The details of her early life are not clear, but she worked as a governess in Germany in the late 19th century. By 1901 she was a dispenser of medicines at the Hospital for Skin Diseases in Nottingham. She was a dispenser at the Girls' Friendly Society lodge in Regent Street, Nottingham from 1909.

Smith was inspired by a newspaper article in 1913, on the plans of Anna Jarvis, an American woman from Philadelphia, who hoped to introduce Mother's Day in the USA. In 1914, US President Woodrow Wilson made a proclamation establishing the second Sunday of May as the official date for the observance of a national day to celebrate mothers.
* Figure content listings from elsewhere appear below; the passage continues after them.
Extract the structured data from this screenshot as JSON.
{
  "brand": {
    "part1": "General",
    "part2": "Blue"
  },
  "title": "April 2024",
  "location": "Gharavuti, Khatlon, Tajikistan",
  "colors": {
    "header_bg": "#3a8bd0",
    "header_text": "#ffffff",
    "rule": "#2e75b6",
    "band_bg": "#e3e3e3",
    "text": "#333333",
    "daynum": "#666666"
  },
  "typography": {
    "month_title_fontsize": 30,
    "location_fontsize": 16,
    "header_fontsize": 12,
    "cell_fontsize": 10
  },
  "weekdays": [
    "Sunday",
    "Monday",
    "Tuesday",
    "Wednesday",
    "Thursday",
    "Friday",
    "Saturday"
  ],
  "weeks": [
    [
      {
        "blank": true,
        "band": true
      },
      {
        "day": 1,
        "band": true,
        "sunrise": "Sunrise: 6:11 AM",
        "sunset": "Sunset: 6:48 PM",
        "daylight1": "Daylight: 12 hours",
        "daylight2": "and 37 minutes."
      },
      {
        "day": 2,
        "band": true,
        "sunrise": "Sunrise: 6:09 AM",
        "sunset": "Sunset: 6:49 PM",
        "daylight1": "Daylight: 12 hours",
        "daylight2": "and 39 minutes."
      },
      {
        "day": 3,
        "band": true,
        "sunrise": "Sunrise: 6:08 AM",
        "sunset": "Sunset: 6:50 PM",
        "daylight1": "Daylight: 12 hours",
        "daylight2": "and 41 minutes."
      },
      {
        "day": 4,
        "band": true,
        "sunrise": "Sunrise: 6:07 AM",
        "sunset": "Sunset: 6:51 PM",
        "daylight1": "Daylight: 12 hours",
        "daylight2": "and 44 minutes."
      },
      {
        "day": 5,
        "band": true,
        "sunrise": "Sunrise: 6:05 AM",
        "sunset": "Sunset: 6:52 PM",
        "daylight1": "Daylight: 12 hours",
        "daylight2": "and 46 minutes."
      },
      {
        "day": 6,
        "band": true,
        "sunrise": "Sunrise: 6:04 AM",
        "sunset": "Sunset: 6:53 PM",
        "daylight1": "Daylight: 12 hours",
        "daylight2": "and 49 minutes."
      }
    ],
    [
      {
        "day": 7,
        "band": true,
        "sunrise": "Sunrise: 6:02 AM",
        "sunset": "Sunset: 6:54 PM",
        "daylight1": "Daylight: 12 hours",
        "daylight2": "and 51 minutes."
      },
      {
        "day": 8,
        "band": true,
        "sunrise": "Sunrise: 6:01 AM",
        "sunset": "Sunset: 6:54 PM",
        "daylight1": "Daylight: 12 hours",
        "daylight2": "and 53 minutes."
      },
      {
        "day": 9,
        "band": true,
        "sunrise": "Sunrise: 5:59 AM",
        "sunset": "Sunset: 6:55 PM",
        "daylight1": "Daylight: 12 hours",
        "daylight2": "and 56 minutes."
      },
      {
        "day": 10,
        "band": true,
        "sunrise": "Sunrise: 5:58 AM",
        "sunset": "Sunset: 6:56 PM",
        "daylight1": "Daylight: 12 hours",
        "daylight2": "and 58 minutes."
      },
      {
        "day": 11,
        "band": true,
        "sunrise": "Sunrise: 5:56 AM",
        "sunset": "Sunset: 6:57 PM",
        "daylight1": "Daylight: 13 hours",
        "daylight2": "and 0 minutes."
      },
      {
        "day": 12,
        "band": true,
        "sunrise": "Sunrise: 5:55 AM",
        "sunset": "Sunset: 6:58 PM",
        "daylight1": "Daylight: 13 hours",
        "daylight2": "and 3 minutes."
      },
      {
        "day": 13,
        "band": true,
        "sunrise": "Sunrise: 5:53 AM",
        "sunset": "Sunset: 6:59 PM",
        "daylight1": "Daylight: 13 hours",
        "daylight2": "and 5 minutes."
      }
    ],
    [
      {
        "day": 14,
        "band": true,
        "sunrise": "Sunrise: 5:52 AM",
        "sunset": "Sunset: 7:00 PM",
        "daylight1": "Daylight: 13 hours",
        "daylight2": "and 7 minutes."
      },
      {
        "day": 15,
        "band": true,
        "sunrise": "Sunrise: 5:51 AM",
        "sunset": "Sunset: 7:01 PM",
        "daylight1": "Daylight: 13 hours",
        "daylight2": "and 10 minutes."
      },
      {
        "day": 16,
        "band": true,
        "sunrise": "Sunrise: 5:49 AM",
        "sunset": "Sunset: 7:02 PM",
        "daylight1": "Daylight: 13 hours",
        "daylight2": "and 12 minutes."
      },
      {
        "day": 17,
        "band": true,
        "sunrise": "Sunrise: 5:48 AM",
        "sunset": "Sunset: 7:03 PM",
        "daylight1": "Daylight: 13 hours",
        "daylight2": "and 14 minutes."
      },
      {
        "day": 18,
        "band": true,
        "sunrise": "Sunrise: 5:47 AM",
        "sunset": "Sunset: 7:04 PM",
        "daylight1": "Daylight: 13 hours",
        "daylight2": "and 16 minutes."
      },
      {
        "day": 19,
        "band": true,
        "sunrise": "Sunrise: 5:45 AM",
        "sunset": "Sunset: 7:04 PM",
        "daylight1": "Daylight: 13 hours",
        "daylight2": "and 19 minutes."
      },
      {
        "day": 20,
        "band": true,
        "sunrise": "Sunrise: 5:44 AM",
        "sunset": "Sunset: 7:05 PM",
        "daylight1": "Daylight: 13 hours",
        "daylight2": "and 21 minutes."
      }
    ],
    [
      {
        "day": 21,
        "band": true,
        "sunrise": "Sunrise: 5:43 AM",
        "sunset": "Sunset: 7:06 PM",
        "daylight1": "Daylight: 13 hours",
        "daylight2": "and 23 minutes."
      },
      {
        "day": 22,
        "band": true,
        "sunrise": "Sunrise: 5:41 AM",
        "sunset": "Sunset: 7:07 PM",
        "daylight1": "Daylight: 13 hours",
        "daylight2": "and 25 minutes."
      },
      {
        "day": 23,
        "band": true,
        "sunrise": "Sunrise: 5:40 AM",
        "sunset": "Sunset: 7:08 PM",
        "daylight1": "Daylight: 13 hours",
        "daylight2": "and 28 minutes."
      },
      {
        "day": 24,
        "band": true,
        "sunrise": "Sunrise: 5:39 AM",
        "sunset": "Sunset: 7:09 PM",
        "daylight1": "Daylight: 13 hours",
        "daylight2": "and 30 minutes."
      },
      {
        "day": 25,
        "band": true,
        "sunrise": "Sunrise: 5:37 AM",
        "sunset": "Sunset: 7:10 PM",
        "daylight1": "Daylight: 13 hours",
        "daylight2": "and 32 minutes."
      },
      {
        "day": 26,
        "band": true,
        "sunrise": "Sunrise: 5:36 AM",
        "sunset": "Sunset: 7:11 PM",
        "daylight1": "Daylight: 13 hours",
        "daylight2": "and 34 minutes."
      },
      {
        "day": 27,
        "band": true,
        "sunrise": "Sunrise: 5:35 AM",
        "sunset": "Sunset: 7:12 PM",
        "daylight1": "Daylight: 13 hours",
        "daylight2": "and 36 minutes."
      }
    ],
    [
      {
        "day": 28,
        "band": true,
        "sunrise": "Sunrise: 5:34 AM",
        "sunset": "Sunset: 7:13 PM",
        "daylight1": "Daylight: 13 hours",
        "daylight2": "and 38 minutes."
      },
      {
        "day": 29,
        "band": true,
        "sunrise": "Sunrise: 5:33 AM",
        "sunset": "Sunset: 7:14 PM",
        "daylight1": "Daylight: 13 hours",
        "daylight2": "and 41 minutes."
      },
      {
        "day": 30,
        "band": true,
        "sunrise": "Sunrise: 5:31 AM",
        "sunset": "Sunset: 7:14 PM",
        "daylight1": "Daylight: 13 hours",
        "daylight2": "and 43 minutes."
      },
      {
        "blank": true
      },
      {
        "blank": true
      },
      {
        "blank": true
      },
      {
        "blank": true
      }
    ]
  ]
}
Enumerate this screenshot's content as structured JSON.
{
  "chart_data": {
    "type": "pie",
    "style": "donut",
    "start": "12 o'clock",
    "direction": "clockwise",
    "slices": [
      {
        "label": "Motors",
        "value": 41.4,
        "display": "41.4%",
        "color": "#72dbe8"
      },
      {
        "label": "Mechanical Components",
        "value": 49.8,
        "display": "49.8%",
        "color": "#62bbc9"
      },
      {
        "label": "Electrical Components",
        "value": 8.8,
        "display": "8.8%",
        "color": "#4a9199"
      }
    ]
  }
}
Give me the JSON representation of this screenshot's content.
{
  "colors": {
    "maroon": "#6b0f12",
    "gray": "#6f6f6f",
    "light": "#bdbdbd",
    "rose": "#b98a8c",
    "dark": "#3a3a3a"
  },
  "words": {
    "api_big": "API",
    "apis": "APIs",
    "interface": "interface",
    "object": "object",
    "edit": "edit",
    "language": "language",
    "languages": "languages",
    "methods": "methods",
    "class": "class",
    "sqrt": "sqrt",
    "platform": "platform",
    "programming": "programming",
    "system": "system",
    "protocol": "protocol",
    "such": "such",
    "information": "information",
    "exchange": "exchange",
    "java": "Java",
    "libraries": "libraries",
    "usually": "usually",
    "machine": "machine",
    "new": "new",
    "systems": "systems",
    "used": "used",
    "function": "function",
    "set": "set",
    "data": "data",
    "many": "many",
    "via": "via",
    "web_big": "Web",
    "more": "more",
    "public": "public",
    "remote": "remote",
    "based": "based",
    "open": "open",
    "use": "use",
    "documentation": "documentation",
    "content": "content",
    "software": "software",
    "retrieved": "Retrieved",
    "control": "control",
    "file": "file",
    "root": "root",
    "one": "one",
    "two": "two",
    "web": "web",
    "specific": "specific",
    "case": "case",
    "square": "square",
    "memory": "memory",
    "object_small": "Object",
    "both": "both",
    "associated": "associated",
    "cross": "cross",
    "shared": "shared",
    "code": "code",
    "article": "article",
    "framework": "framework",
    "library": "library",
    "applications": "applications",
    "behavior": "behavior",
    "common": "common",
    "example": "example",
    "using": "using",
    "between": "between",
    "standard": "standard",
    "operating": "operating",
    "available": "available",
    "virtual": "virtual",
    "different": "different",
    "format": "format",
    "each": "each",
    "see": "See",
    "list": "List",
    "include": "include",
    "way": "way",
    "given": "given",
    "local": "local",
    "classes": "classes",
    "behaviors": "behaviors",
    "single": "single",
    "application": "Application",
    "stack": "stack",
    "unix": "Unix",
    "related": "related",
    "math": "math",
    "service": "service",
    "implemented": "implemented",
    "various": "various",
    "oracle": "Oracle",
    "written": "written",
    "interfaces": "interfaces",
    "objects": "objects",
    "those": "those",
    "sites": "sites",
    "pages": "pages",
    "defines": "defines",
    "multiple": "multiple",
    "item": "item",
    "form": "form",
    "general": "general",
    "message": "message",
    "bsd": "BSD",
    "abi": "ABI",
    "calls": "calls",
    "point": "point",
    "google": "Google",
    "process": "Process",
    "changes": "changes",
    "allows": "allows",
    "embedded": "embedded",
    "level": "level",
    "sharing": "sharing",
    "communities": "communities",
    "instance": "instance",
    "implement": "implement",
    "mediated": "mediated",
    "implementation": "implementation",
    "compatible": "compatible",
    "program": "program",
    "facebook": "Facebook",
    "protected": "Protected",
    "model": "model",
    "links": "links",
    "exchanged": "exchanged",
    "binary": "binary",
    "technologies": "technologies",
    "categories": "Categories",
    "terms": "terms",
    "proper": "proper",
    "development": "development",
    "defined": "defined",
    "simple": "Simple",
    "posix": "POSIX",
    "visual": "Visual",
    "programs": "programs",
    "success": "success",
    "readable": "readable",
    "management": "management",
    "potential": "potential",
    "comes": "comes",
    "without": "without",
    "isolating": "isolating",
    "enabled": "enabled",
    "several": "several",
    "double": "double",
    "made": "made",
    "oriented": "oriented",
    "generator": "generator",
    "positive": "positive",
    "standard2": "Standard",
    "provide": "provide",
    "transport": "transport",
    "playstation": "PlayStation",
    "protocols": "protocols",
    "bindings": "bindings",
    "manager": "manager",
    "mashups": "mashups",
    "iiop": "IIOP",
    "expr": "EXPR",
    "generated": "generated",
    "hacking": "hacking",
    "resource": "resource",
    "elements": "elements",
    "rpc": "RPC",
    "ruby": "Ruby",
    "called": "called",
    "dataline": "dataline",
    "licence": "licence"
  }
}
Smith instead linked this concept to the Mothering Sunday, traditionally observed in the Anglican liturgical calendar on the fourth Sunday of Lent. She published a play, In Praise of Mother: A story of Mothering Sunday (1913), as well as A Short History of Mothering Sunday (1915), which went through several editions. Her most influential booklet was The Revival of Mothering Sunday (1921). She advocated for Mothering Sunday as a day for recognizing Mother Church, 'mothers of earthly homes', Mary, mother of Jesus, and Mother Nature, basing her work on medieval traditions.

With Ellen Porter, a colleague from the Girls' Friendly Society lodge, Smith established a movement to promote Mothering Sunday, collecting and publishing information about the day and its traditional observance throughout the UK. This included research into local traditions, such as the making of simnel and wafer cakes. The movement established Mothering Sunday as a widely observed day throughout the British Empire; by the time of her death, the day was said to be observed in every parish in Britain, and every country in the British Empire.

Smith never married and had no children. She died in Nottingham in 1938 from acute tonsillitis and streptococcal cellulitis of the neck. She was buried in Coddington churchyard beside her father on the left hand side of the main path walking up to the church. White marble crosses and bases hold their inscriptions and are easily visible. The lady chapel at All Saints', Coddington was dedicated to her memory in 1951.